Par leur vitalité et leur remarquable justesse, les comédiens ne sont vite plus des personnages mais des personnes et semblent dès lors vivre leur vie sans se préoccuper de nous. Le quatrième mur est effectivement si palpable – il n’y a qu’à regarder la manière dont les tables et les acteurs sont placés pour comprendre que leur visibilité pour le public n’est pas recherchée – que le spectateur se retrouve parfois, surtout dans les moments de fête et de joie (c’est ballot), comme les effarés rimbaldiens regardant à travers la vitre quelque chose qui leur paraît inaccessible ou du moins pas pour eux. On peut aussi penser aux « Yeux des pauvres » de Baudelaire pour se figurer la gêne mêlée d’admiration que l’on ressent ici à être là et en dehors à la fois.

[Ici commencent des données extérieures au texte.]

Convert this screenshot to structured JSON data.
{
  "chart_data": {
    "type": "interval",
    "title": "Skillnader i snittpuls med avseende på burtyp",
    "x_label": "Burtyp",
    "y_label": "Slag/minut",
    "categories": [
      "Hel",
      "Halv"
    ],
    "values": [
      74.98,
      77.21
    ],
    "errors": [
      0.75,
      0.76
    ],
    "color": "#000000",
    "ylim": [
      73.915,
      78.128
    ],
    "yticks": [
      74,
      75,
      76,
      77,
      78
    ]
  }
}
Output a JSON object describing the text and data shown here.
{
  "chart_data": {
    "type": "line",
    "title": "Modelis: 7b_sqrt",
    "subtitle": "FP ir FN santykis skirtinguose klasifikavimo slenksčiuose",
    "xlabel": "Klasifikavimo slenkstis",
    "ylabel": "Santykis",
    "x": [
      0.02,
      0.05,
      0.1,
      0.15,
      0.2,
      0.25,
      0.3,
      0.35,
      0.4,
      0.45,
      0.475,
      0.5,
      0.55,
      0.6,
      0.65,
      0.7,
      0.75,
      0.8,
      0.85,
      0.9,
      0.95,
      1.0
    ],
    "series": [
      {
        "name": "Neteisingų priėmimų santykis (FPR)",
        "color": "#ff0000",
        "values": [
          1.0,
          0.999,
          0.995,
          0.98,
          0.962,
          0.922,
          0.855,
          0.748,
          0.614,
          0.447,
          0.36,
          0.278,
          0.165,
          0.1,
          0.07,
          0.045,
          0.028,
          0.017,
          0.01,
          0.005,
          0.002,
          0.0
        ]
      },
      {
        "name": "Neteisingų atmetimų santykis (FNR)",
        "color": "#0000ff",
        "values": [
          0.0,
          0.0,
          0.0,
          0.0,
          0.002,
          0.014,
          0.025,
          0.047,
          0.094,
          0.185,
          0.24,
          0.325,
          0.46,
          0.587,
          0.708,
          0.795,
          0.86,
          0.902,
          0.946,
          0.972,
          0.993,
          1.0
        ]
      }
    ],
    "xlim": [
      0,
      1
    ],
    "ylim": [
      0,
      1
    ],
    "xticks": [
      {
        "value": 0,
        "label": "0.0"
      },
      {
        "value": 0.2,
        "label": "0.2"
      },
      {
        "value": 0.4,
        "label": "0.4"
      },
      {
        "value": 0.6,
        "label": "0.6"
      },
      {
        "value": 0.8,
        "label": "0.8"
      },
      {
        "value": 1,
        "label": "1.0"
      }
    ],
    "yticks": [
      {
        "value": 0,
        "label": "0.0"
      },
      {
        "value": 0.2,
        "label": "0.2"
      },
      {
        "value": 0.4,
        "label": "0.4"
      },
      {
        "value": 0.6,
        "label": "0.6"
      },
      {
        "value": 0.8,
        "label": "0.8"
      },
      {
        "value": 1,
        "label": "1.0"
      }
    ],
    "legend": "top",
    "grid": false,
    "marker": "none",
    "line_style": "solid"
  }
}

Le Collectif In Vitro se connaît sans doute très bien, c’est sa force, indéniablement ; c’est aussi sa faiblesse car cela rend difficile, de fait, l’intégration d’une pièce rapportée, tout spectateur que celle-ci puisse être.

Il est cependant des moments très forts, très intenses, magiques même où les larmes montent, où la gorge se serre, où la scène s’étend à l’espace public, où l’on hérite – pour une fois – de personnes vivantes : comment oublier cette réécriture de « La Bohème » d’Aznavour pour ne citer qu’un exemple…

Des réserves donc mais une pleine et entière adhésion au travail fourni. À défaut d’être tout à fait concluante, l’intention est belle !

Spectacle joué au Théâtre des Abbesses du 18 au 26 septembre 2014.